In the liners McCutcheon cites that Seeger’s 1966 album We Shall Overcome is the first record McCutcheon purchased at age 16. That live concert recording made a lasting impression on him, as you can glean from this statement about the project, “This Is not a definitive survey of his work. I’ll leave that to scholars. Rather, almost all of these are songs I fell n love with as a teenager. They’ve gestated, morphed, and finally come out in a kaleidoscope of styles that, I imagine, would have amused and delighted old Pete. He was ever the alchemist: stirring the pot of this world and seeing what came out of it, in his concerts, in his writing, in his wide-ranging interests and imagination.”
The three most recognizable tunes are the requisite “If I Had a Hammer”(Beausoleil), and “Turn, Turn, Turn”(The Steel Wheels) along with “Guantanamera,” included here partly because McCutcheon’s wife is a Cuban. Seeger was a co-writer with Cuba’s National poet, Jose Marti. Katie Cardenal’s voice is beautiful in this duet, as horns and percussion round out the sound.
There are many surprises too. “Die Gedanken Sind Frei” (The Finest Kind) is a song from the 19thcentury that comes from a book of songs at girls’ schools. It was used as an anti-Nazi song in WWII Germany. The gorgeous love song about the Hudson River, “Sailing Down My Golden River” features touching vocals from Suzy Bogguss. “Letter to Eve” features some bluesy jazz from the horns, Jon Carroll’s keyboards and Pete Kennedy’s electric guitar. “Waist Deep in the Big Muddy” is the song that got Seeger censored off the Smother Brothers Comedy Hour in 1967. McCutcheon lifted the late John Jennings’ searing guitar solo from an earlier recording he did with him. McCutcheon’s brilliant hammer dulcimer playing is heard in tandem with Duncan’s fiddle on the instrumental “Living in the Country.”

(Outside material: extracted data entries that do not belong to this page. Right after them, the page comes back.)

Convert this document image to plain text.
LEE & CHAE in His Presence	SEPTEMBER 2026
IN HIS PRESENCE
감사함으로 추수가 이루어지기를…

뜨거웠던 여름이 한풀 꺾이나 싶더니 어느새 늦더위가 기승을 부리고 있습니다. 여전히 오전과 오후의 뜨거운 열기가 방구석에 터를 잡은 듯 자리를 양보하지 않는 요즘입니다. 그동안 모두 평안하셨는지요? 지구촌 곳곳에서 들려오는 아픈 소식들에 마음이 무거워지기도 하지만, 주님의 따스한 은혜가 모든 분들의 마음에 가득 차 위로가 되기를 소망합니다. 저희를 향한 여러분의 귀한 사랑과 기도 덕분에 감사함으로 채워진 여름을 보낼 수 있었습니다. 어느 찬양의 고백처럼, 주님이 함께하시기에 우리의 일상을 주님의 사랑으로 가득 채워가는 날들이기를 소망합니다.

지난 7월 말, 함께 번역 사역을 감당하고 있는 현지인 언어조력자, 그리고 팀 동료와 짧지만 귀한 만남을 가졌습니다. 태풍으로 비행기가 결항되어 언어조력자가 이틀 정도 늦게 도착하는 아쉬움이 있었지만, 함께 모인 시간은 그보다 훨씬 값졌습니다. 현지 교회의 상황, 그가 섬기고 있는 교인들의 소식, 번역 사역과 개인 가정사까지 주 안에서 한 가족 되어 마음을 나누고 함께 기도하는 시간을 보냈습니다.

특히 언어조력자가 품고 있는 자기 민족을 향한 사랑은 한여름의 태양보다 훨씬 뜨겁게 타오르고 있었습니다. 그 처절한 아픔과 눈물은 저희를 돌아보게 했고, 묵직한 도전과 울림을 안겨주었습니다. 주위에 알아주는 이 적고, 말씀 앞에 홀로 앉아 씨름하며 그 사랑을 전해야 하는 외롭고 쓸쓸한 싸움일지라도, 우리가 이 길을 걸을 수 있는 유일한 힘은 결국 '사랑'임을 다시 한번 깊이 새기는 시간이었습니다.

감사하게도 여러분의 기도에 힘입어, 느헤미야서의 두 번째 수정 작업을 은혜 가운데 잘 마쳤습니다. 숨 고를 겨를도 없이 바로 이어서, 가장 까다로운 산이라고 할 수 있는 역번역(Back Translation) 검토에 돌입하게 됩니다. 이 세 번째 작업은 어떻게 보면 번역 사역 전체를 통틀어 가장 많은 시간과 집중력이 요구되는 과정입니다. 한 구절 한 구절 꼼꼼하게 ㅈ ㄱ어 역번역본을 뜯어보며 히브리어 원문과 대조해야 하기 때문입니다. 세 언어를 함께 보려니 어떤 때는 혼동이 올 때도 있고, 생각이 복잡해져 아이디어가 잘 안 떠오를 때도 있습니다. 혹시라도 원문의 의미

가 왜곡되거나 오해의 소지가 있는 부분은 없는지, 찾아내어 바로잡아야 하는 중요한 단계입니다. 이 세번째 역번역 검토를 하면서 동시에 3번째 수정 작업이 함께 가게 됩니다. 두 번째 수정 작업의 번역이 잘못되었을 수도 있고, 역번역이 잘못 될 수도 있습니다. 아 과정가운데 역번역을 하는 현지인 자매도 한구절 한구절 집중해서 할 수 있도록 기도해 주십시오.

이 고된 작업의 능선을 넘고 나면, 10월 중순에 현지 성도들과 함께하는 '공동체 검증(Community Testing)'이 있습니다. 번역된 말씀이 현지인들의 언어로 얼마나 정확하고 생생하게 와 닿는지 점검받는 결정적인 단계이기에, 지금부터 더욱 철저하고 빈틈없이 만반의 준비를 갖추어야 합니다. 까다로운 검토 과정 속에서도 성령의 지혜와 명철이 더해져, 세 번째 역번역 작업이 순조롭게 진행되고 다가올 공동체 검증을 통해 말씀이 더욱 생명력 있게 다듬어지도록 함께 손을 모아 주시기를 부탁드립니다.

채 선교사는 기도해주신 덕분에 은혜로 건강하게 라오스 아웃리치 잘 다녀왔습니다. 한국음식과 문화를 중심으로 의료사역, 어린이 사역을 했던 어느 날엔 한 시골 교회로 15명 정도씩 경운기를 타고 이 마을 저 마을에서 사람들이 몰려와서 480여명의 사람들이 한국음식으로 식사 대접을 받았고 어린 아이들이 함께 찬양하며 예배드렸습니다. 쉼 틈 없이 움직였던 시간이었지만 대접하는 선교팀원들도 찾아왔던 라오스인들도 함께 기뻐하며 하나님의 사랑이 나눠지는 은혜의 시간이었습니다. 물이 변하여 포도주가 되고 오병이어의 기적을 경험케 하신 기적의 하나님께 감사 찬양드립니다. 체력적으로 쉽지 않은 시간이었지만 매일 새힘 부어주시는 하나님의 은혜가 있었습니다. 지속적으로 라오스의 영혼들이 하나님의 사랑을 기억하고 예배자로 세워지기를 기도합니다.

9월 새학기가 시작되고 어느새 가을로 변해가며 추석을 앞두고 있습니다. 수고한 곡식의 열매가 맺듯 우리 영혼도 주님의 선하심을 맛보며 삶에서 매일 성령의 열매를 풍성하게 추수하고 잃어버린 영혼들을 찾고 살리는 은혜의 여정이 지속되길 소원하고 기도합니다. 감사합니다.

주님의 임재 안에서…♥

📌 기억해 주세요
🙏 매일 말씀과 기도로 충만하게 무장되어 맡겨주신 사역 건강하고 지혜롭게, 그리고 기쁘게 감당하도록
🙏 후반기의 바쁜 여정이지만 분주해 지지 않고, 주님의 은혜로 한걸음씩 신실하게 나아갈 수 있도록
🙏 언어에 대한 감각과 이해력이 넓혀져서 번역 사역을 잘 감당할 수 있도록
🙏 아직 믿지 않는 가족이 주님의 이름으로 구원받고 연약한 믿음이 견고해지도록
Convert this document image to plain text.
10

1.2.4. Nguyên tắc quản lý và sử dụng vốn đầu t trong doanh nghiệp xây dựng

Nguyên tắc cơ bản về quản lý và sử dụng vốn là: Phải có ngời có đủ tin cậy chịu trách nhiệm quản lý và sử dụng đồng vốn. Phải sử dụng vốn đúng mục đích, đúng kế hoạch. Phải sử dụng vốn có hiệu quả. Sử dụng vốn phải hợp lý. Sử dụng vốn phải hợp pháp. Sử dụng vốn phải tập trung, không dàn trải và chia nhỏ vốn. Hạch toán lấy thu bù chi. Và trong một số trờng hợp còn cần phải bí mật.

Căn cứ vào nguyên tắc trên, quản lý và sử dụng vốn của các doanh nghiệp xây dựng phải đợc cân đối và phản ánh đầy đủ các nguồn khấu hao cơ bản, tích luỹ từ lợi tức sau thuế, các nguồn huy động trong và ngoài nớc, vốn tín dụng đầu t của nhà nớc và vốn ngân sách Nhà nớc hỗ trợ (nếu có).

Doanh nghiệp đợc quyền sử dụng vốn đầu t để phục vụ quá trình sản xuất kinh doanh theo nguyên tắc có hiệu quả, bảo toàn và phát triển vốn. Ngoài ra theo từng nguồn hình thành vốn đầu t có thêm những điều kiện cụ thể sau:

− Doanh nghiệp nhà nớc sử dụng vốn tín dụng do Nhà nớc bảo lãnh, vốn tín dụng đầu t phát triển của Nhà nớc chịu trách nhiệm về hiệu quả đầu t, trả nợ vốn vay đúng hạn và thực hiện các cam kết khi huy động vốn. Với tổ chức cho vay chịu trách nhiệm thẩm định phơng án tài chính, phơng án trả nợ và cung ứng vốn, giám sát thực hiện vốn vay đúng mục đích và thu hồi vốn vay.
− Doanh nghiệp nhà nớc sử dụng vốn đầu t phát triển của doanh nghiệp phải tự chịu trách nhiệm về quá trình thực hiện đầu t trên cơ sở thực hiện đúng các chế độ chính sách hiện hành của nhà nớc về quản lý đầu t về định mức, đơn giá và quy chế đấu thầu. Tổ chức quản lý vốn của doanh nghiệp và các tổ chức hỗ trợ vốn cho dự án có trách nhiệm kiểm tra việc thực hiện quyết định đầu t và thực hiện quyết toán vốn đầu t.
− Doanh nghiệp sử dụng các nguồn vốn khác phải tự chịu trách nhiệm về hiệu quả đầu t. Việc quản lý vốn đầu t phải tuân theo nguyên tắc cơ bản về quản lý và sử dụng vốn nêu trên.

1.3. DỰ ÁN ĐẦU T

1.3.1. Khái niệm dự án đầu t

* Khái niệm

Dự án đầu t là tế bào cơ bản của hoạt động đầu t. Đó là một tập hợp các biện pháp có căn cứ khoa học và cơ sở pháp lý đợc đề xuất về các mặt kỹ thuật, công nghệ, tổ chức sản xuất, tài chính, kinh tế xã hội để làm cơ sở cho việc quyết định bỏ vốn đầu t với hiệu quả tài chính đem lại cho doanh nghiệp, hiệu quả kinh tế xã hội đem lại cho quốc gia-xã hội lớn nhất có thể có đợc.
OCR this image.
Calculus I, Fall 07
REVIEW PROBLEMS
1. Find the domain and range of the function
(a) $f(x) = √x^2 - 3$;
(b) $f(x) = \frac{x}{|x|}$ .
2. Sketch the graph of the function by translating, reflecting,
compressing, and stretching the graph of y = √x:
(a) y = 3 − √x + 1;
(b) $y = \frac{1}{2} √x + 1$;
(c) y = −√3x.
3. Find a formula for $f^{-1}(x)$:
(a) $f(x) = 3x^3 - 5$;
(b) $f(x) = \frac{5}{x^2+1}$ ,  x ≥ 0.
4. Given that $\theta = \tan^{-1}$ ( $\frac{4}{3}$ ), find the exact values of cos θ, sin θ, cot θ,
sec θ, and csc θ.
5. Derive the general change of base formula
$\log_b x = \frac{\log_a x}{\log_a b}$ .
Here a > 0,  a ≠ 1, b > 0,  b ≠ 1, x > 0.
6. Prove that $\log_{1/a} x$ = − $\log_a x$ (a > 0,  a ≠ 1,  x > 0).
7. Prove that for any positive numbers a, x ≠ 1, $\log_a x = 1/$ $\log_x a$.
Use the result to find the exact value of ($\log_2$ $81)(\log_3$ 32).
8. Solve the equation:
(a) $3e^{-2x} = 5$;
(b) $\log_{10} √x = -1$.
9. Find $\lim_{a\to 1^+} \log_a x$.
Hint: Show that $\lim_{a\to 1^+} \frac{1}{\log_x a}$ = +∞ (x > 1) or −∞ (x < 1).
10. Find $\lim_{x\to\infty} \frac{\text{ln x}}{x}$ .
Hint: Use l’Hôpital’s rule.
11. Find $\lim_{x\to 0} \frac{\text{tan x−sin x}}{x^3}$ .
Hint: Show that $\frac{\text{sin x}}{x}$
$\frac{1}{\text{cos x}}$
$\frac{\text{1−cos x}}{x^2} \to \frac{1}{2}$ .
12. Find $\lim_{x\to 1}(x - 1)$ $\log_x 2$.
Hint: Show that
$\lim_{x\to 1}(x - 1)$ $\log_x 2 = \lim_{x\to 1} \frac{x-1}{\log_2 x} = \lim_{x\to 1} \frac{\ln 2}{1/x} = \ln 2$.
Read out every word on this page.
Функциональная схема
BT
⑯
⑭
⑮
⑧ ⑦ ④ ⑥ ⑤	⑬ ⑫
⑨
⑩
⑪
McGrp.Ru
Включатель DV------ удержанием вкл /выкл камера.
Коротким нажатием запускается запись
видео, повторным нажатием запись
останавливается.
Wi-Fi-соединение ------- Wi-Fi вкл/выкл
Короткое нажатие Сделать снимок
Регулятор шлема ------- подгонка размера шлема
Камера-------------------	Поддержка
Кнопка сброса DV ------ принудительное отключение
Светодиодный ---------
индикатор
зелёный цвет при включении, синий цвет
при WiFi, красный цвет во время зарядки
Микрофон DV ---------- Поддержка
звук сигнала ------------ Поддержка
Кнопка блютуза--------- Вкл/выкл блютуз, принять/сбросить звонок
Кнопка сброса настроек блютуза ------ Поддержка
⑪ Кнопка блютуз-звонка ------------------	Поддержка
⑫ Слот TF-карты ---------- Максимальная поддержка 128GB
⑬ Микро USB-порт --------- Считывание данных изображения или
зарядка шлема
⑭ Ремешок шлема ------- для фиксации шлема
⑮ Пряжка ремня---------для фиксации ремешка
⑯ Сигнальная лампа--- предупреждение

As you’d expect, there are a couple of labor songs. “Mrs. Clara Sullivan’s Letter,” imbued by TJ Johnson’s dazzling mandolin, is a song that Seeger co-wrote with Melvina Reynolds from an actual letter she found in the Labor News. Corey Harris joins McCutcheon in an almost rap-like take on “Talking Union,” underpinning the lyrics with a slide guitar and funky rhythms.
Seeger has been pigeonholed by some as a traditional sing-along folk singer. McCutcheon reveals a much larger scope and inherent power of Seeger’s music in this celebratory effort.